In the summer of 2006, the entire front area of the school was expanded to accommodate Fairmont State University, filling in the previously open walkway to the school entrance and closing the gap between the B wing, and the gymnasium. A ribbon-cutting ceremony for these changes was held on August 15, 2006. Students of junior level and adults were able to enroll in college classes at Braxton County High School, through Fairmont State University and Glenville State College.

==School grounds==
The school sits on top of a hill. Its grounds include a large parking lot and open hillside on three sides. Jerry Burton Drive, named after a much-loved coach who died from leukemia in the 1980s, runs along the edge of the hill, circling the school. In 2006, a second parking lot was created in the lot below the high school.

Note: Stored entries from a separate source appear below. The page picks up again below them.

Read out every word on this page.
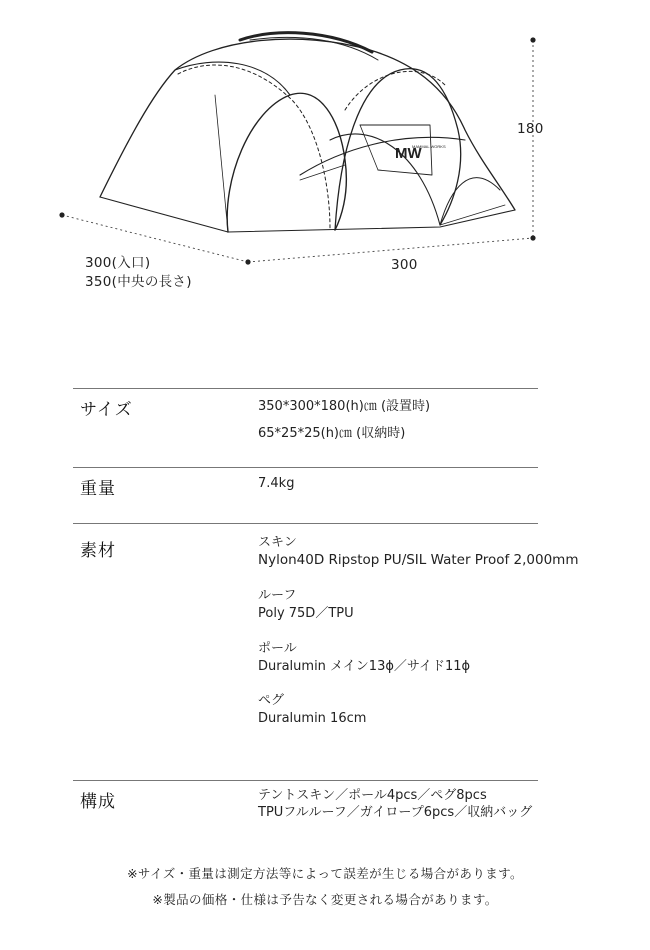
MW
MAMMAL WORKS
180
300
300(入口)
350(中央の長さ)
サイズ	350*300*180(h)㎝ (設置時)
65*25*25(h)㎝ (収納時)
重量	7.4kg
素材	スキン
Nylon40D Ripstop PU/SIL Water Proof 2,000mm
ルーフ
Poly 75D／TPU
ポール
Duralumin メイン13ϕ／サイド11ϕ
ペグ
Duralumin 16cm
構成	テントスキン／ポール4pcs／ペグ8pcs
TPUフルルーフ／ガイロープ6pcs／収納バッグ
※サイズ・重量は測定方法等によって誤差が生じる場合があります。
※製品の価格・仕様は予告なく変更される場合があります。
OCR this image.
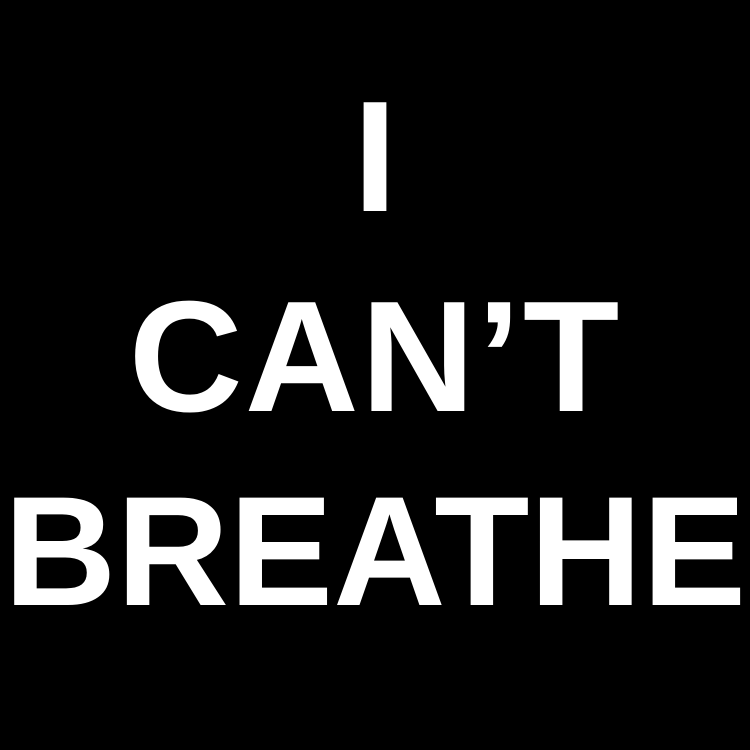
I
CAN’T
BREATHE
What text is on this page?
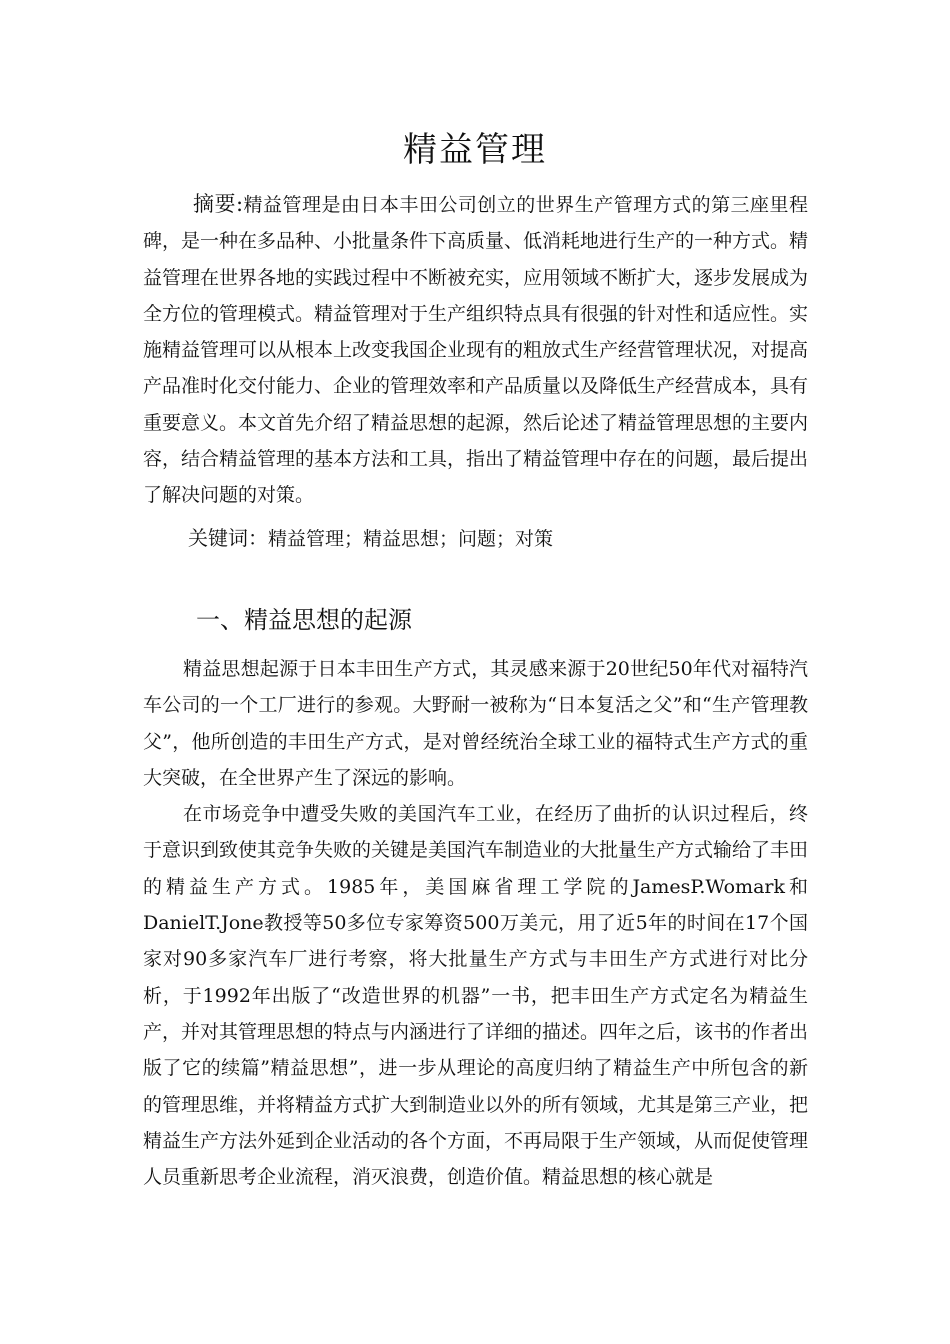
精益管理
摘要:精益管理是由日本丰田公司创立的世界生产管理方式的第三座里程碑，是一种在多品种、小批量条件下高质量、低消耗地进行生产的一种方式。精益管理在世界各地的实践过程中不断被充实，应用领域不断扩大，逐步发展成为全方位的管理模式。精益管理对于生产组织特点具有很强的针对性和适应性。实施精益管理可以从根本上改变我国企业现有的粗放式生产经营管理状况，对提高产品准时化交付能力、企业的管理效率和产品质量以及降低生产经营成本，具有重要意义。本文首先介绍了精益思想的起源，然后论述了精益管理思想的主要内容，结合精益管理的基本方法和工具，指出了精益管理中存在的问题，最后提出了解决问题的对策。
关键词：精益管理；精益思想；问题；对策
一、精益思想的起源

精益思想起源于日本丰田生产方式，其灵感来源于20世纪50年代对福特汽车公司的一个工厂进行的参观。大野耐一被称为“日本复活之父”和“生产管理教父”，他所创造的丰田生产方式，是对曾经统治全球工业的福特式生产方式的重大突破，在全世界产生了深远的影响。

在市场竞争中遭受失败的美国汽车工业，在经历了曲折的认识过程后，终于意识到致使其竞争失败的关键是美国汽车制造业的大批量生产方式输给了丰田的精益生产方式。1985年，美国麻省理工学院的JamesP.Womark和DanielT.Jone教授等50多位专家筹资500万美元，用了近5年的时间在17个国家对90多家汽车厂进行考察，将大批量生产方式与丰田生产方式进行对比分析，于1992年出版了“改造世界的机器”一书，把丰田生产方式定名为精益生产，并对其管理思想的特点与内涵进行了详细的描述。四年之后，该书的作者出版了它的续篇”精益思想”，进一步从理论的高度归纳了精益生产中所包含的新的管理思维，并将精益方式扩大到制造业以外的所有领域，尤其是第三产业，把精益生产方法外延到企业活动的各个方面，不再局限于生产领域，从而促使管理人员重新思考企业流程，消灭浪费，创造价值。精益思想的核心就是
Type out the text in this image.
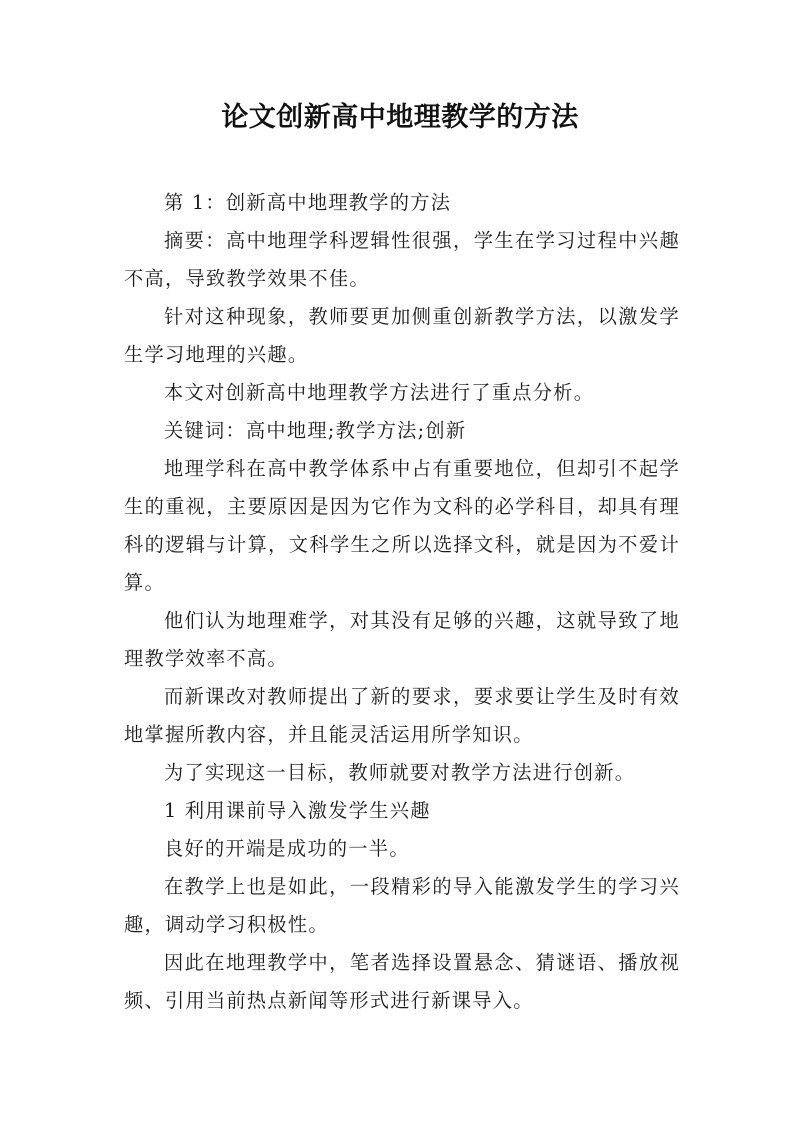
论文创新高中地理教学的方法

第 1：创新高中地理教学的方法

摘要：高中地理学科逻辑性很强，学生在学习过程中兴趣不高，导致教学效果不佳。

针对这种现象，教师要更加侧重创新教学方法，以激发学生学习地理的兴趣。

本文对创新高中地理教学方法进行了重点分析。

关键词：高中地理;教学方法;创新

地理学科在高中教学体系中占有重要地位，但却引不起学生的重视，主要原因是因为它作为文科的必学科目，却具有理科的逻辑与计算，文科学生之所以选择文科，就是因为不爱计算。

他们认为地理难学，对其没有足够的兴趣，这就导致了地理教学效率不高。

而新课改对教师提出了新的要求，要求要让学生及时有效地掌握所教内容，并且能灵活运用所学知识。

为了实现这一目标，教师就要对教学方法进行创新。

1 利用课前导入激发学生兴趣

良好的开端是成功的一半。

在教学上也是如此，一段精彩的导入能激发学生的学习兴趣，调动学习积极性。

因此在地理教学中，笔者选择设置悬念、猜谜语、播放视频、引用当前热点新闻等形式进行新课导入。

There is a football field with various athletic buildings nearby. In 1991, a new Braxton County Middle School was built on the other side of the parking lot, placing both these schools within walking distance of each other. This new middle school, located on Carter Braxton Drive, also replaced three middle schools: Burnsville, Gassaway and Sutton. As a result, the county contained one consolidated high school and consolidated middle school.

==Statistics==
As of the 2016–2017 school year, there were 571 students attending BCHS. The students are 99% Caucasian. The student-teacher ratio is 14.28:1.

==Sports==
The school's mascot is the Eagle and the school colors are green and gold.

Braxton County is ranked an AA team in sports, and participates in soccer (both women and men), golf, football, Basketball, women's basketball, baseball, women's softball, track, wrestling, and women's volleyball. The baseball team was WV AA state champions for the 2010 season. In 2013, the cross country team was ranked 3rd in the state at the "AA" level.